Рекомендуем почитать
«Сельский субботний вечер в Шотландии». Вольное подражание Р. Борнсу И. Козлова

«Имя Борнса досел? было неизв?стно въ нашей Литтератур?. Г. Козловъ первый знакомитъ Русскую публику съ симъ зам?чательнымъ поэтомъ. Прежде нежели скажемъ свое мн?ніе о семъ новомъ перевод? нашего П?вца, постараемся познакомить читателей нашихъ съ сельскимъ Поэтомъ Шотландіи, однимъ изъ т?хъ феноменовъ, которыхъ явленіе можно уподобишь молніи на вершинахъ пустынныхъ горъ…».


Доброжелательный ответ

В книге рассказывается история главного героя, который сталкивается с различными проблемами и препятствиями на протяжении всего своего путешествия. По пути он встречает множество второстепенных персонажей, которые играют важные роли в истории. Благодаря опыту главного героя книга исследует такие темы, как любовь, потеря, надежда и стойкость. По мере того, как главный герой преодолевает свои трудности, он усваивает ценные уроки жизни и растет как личность.


От Ибсена к Стриндбергу

«Маленький норвежский городок. 3000 жителей. Разговаривают все о коммерции. Везде щелкают счеты – кроме тех мест, где нечего считать и не о чем разговаривать; зато там также нечего есть. Иногда, пожалуй, читают Библию. Остальные занятия считаются неприличными; да вряд ли там кто и знает, что у людей бывают другие занятия…».
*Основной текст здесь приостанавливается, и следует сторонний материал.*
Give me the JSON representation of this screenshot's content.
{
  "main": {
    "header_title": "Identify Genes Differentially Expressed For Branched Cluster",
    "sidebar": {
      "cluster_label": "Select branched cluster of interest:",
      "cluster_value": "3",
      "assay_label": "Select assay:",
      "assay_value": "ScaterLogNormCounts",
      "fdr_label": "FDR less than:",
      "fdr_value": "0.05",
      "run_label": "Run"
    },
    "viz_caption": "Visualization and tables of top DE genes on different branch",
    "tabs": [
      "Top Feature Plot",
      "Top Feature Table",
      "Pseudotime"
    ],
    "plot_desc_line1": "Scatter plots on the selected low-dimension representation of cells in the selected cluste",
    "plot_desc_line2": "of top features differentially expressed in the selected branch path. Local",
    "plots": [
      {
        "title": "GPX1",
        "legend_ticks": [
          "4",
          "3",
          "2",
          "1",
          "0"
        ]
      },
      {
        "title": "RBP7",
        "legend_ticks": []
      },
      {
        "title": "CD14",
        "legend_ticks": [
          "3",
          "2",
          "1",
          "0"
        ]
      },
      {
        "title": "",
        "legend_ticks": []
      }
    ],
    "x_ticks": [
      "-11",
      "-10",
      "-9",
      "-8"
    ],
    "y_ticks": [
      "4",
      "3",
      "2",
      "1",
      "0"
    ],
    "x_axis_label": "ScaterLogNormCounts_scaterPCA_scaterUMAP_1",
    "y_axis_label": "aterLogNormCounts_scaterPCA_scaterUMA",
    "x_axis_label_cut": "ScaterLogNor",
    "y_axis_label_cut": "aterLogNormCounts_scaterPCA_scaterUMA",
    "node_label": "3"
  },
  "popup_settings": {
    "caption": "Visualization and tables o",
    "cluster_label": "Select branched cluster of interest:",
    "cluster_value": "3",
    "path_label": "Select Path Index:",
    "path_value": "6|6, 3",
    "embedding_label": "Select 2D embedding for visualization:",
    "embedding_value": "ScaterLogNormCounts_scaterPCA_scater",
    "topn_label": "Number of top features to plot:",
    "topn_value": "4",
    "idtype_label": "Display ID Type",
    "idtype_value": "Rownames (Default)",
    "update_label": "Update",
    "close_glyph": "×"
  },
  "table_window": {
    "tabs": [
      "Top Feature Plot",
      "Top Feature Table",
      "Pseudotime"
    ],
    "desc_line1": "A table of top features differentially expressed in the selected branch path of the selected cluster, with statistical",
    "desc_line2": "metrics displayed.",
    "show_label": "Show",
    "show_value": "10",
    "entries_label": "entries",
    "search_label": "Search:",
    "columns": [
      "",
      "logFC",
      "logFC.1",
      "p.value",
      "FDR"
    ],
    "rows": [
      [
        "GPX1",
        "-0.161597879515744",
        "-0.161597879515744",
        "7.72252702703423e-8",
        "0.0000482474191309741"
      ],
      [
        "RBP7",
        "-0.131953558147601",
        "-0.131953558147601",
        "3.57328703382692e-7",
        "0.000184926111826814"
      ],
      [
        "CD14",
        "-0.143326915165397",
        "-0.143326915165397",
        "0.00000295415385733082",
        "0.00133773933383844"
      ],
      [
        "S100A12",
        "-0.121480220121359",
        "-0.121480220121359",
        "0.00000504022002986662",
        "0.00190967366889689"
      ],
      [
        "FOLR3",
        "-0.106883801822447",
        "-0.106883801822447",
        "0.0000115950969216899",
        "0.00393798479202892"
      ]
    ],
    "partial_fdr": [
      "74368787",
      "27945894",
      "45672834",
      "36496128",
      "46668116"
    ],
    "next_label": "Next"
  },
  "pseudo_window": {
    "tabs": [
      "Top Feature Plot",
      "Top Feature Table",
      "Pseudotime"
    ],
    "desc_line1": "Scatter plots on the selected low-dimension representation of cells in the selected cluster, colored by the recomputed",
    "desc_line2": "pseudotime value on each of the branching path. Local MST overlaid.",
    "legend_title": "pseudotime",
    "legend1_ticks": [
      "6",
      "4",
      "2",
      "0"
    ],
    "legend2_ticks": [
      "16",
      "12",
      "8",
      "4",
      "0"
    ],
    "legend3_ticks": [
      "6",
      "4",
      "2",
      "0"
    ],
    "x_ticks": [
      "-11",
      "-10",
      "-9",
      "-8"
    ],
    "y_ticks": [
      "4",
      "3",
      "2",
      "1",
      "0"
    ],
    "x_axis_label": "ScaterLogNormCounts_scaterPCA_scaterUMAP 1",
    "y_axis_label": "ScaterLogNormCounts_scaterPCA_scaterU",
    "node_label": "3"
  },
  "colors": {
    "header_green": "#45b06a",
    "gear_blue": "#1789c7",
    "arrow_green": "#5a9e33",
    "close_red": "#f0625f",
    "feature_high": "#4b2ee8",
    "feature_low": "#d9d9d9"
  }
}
О репертуаре коммунальных и государственных театров

«В Народном Доме, ставшем театром Петербургской Коммуны, за лето не изменилось ничего, сравнительно с прошлым годом. Так же чувствуется, что та разноликая масса публики, среди которой есть, несомненно, не только мелкая буржуазия, но и настоящие пролетарии, считает это место своим и привыкла наводнять просторное помещение и сад; сцена Народного Дома удовлетворяет вкусам большинства…».


«Человеку может надоесть все, кроме творчества...»

В книге рассказывается история главного героя, который сталкивается с различными проблемами и препятствиями на протяжении всего своего путешествия. По пути он встречает множество второстепенных персонажей, которые играют важные роли в истории. Благодаря опыту главного героя книга исследует такие темы, как любовь, потеря, надежда и стойкость. По мере того, как главный герой преодолевает свои трудности, он усваивает ценные уроки жизни и растет как личность.


Киберы будут, но подумаем лучше о человеке

В книге рассказывается история главного героя, который сталкивается с различными проблемами и препятствиями на протяжении всего своего путешествия. По пути он встречает множество второстепенных персонажей, которые играют важные роли в истории. Благодаря опыту главного героя книга исследует такие темы, как любовь, потеря, надежда и стойкость. По мере того, как главный герой преодолевает свои трудности, он усваивает ценные уроки жизни и растет как личность.